‘Beurs voor den Diamanthandel’ has recently appeared on the Weesperplein and Nieuwe Achtergracht. The former Amsterdam Diamond Exchange, dating from 1910-1911, has been rebuilt and renovated: its façade has been restored to the elegant outline of Van Arkel and a transparent and partially open zeppelin has been installed on the roof.
The world’s first diamond exchange
The “Beurs voor den Diamanthandel”, inaugurated in 1911, was the first large-scale building on the Weesperplein, built in the 17th century. For the “balustrades, towers and other decorations” crowning, a derogation from the maximum height of the building was required. The designer, architect G.A. van Arkel (1858-1918), was already active for the diamond industry, the most famous example being the diamond cutting workshop of the Asscher company in the Tolstraat. In 1889, the “Vereeniging Beurs voor den Diamanthandel” was created to put an end to the unregulated diamond trade, which was mainly practiced in the cafés of Rembrandtplein and its surroundings. Its members were mainly small diamond dealers and brokers. In the basement of the Amsterdam Diamond Exchange were, among other things, a branch of the Debt Collection Bank, a safe, a café-restaurant, a hair salon, technical premises and, at the back of the Nieuwe Achtergracht, a caretaker’s lodge. The ground floor was largely occupied by the trading room, where the trading took place. This high space – originally almost 8 meters high – was recognizable from the outside by a series of tall curved-arched windows that brought a large amount of light. The boardroom was on the mezzanine of the Weesperplein. It was equipped with beautiful panelling and furniture, donated by Incasso Bank. More than 100 diamond companies have rented offices on the upper floors.
Too small, too big
Soon, there was a lack of space, especially when the diamond industry was booming after the First World War. In 1919, an additional floor was added, designed by H.J. Breman (1884-1958), a partner of the recently deceased architect Van Arkel. The diamond worker labour force, 95% of whom were Jewish, was decimated after the Second World War. The exchange has never again become the bustling commercial centre of yesteryear. After a major fire in 1956, the Breman extension was demolished and replaced by a box-shaped upper floor. As the diamond trade had already moved, the opportunity was taken to install a mezzanine in the former exhibition hall. The high vaulted windows were then transformed into 2 series of rectangular windows. Finally, in 1989, the Amsterdam Diamond Exchange moved to the southeast of Amsterdam. During subsequent renovations, the project developer closed the former main entrance to the left bay of the Weesperplein. In the neighboring bay with its modest “side entrance”, the lower part of the facade to the balcony has been replaced by a glass entrance door. The roof floor was transformed into 2 cantilevered “caps” and a part repositioned on the edge of the canal. Only a few parts of the rich original interior finish have finally been preserved. In the monumental staircase on the ground floor, for example, the natural stone staircase, decorated with sculptures, between the ground floor and the basement, which was equipped with brass handrails. The 2 columns with marbled shaft of the staircase and the wrought iron balustrade of the mezzanine above have also been preserved. In addition, the cassette ceiling remained in view. It was originally decorated, but later painted white. In addition, the diamond exchange was completely dilapidated.

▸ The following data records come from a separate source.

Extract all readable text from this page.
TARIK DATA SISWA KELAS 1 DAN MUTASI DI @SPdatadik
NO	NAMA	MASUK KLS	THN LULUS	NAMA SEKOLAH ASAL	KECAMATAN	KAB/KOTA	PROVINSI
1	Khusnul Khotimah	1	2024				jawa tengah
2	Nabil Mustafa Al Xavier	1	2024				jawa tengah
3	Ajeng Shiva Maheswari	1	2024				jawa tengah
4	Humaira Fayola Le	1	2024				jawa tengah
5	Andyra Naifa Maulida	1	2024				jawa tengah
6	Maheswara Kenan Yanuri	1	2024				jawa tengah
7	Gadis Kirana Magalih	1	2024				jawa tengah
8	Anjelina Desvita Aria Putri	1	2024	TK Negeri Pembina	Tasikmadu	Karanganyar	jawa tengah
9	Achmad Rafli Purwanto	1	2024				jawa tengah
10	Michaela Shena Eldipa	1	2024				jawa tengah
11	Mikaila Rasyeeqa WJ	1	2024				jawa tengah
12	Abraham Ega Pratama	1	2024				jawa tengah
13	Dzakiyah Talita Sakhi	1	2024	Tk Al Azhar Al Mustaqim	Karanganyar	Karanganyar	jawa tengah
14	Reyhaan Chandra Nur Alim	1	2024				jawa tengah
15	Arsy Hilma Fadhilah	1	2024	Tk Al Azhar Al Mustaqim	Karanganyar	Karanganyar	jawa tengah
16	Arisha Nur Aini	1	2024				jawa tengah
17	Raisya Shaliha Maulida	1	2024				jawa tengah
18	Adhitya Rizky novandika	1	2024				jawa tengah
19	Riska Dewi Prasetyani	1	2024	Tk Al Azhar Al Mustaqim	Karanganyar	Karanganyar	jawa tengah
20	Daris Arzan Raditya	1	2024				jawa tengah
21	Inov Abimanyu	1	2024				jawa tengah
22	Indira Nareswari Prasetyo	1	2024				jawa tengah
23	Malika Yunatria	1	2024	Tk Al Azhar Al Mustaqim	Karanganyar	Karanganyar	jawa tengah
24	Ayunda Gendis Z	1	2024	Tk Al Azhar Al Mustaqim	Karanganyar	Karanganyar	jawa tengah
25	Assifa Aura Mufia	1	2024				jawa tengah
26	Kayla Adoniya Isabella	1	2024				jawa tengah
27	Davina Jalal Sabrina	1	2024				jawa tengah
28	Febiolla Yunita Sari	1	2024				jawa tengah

Meanwhile, a major new renovation of the Amsterdam Diamond Exchange is almost complete: “Capital C Amsterdam” is to become the meeting place for Amsterdam’s true creative minds. What was present in the monumental interior components has been preserved, but the main attraction in the design of ZJA Zwarts & Jansma Architects is the new glass structure, the High Light; not only a home for various gatherings, but also a source of energy through the integrated solar cells. Braaksma & Roos Architectenbureau has rebuilt the Van Arkel facade, with the exception of the windows, which have retained their 1989 shape. The original entrance has been restored to its former glory and the Incasso Bank tile panel can once again be appreciated above the corner entrance. But above all, the closing edge of the façade once again shines with all the glory of Van Arkel, with its graceful and offbeat contours, alternating closed and openwork “balustrades, towers and other decorations”.